As the archetypal anti-hero, Stephen is sent up with tenderness and affection, whilst Josh is the caricature of a spoilt celebrity, saved from being one dimensional thanks to Nicholl’s adeptness. Nora’s the perfect foil to both men. Funny and sad in equal measure, this book is packed full of the author’s trademark excruciating descriptions of people digging bigger and bigger holes for themselves. These deliver several laugh out loud moments and, when combined with a suitably happy ending, make THE UNDERSTUDY the perfect antidote to the encroaching autumnal gloom outside.
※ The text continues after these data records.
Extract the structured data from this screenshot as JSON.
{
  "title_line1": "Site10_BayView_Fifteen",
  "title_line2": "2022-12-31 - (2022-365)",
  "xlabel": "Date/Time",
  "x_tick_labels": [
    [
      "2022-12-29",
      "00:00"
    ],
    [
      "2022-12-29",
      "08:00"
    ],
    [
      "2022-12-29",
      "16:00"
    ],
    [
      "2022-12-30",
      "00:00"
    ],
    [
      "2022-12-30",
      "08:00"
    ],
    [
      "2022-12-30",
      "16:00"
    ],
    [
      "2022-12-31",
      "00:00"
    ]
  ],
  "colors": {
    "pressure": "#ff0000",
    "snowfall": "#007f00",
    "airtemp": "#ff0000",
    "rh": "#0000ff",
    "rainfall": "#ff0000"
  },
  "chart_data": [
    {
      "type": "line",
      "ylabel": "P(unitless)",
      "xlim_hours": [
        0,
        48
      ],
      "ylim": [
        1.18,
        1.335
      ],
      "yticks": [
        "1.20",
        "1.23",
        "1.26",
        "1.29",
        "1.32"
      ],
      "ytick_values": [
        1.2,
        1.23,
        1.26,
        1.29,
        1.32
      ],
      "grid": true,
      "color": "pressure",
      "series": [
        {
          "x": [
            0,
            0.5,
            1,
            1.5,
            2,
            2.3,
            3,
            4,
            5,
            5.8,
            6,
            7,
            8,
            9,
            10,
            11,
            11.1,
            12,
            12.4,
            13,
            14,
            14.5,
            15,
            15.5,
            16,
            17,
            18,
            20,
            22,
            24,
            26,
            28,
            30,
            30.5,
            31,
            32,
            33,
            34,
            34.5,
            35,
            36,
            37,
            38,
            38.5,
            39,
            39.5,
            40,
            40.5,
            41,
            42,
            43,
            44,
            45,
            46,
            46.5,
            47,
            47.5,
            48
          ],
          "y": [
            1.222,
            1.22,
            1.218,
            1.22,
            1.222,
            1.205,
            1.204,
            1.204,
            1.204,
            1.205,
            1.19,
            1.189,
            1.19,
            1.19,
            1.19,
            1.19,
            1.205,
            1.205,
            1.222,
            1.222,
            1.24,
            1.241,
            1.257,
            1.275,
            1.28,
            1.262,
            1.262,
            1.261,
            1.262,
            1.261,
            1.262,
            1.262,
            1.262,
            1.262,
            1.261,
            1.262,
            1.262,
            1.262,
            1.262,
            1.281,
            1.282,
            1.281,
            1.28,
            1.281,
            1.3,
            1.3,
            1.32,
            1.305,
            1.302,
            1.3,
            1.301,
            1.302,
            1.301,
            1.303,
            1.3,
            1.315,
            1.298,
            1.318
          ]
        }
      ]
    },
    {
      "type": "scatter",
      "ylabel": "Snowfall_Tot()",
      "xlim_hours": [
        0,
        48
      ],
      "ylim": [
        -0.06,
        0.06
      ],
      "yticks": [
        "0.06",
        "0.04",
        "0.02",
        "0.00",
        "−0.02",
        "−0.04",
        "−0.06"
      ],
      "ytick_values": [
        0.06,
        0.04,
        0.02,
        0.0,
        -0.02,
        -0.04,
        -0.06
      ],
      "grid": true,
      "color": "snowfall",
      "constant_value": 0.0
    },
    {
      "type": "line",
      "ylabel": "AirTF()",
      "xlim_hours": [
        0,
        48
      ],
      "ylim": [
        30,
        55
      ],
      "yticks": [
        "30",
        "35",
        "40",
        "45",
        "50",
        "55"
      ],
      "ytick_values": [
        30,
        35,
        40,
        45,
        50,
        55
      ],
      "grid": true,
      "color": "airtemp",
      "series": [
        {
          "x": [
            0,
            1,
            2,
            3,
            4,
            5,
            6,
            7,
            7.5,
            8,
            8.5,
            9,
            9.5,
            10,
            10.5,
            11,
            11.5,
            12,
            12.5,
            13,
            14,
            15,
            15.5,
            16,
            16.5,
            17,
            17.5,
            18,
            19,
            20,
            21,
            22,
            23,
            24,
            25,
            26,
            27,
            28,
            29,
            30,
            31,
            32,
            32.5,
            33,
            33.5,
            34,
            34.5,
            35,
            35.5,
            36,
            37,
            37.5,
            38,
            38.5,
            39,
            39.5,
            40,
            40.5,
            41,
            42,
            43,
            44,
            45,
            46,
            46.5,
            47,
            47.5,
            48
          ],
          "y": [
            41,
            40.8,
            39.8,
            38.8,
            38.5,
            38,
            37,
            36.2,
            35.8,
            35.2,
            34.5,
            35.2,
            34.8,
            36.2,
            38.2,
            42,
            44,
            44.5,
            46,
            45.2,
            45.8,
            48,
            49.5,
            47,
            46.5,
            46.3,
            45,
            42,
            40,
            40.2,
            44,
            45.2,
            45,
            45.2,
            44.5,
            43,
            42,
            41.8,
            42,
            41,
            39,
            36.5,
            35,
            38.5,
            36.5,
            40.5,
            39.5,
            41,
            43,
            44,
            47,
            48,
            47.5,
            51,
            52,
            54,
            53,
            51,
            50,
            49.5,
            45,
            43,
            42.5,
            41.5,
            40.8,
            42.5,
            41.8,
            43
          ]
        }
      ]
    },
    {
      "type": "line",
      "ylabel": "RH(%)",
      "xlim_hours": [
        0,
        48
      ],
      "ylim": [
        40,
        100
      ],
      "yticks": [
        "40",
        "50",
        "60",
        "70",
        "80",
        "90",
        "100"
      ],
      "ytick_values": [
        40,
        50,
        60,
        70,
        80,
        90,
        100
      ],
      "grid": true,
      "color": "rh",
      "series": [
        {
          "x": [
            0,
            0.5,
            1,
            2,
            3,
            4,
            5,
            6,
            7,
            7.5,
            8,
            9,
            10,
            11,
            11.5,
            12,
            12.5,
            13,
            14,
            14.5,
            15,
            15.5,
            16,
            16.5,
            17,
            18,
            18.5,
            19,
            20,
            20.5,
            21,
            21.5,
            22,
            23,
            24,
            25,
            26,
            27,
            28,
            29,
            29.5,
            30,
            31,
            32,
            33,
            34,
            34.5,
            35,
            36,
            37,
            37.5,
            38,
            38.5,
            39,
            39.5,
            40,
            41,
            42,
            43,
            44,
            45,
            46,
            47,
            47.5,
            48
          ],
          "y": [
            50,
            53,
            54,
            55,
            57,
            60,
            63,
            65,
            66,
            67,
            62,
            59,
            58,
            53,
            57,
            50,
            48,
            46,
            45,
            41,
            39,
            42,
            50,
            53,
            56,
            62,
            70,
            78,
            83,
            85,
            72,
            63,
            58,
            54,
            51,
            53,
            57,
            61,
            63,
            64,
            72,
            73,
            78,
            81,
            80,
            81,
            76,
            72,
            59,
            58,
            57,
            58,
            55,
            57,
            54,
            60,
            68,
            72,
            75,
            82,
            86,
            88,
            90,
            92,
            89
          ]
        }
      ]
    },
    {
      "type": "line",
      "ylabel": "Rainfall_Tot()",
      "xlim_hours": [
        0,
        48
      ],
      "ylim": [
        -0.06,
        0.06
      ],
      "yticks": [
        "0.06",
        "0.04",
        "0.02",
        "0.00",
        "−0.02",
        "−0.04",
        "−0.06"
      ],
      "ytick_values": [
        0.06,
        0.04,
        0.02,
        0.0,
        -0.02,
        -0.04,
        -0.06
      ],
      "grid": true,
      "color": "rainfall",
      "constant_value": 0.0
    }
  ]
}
I had heard of this writer but didn’t realise that he wrote primarily for young adults until I read the back of this book, found on the second hand shelves of my local book shop. I really enjoyed it although it does feel aimed at a slightly younger audience than the usual teen fiction I read. It’s a ghost story centred around twins, Ben and Sheere, separated at birth to protect them from a vengeful father. He grows up in an orphanage alongside a loyal and trusted, group of friends, whilst she lives with her grandmother, forever moving on and hiding from the past. When the two turn 16 and their paths accidentally cross, they have no choice but to confront the curse placed upon them all those years ago. Set in Calcutta in the early part of the 20th century, this novel crackles with dark secrets and one man’s fury. It’s hugely atmospheric, with a haunted partially destroyed railway station taking centre stage alongside the midnight palace of the title – a deserted ramshackle building used by the orphans as a secret hideaway. The plot unfolds with all the force of the runaway train carriage that appears in several scenes, culminating in an electric finale, that sadly plays to every stereotype and sees Ben battling demons whilst his sister Sheere offers herself up as a sacrifice. That aside, this is a lyrical and unusual ghost story and one which made my spine tingle, something not many books have ever achieved.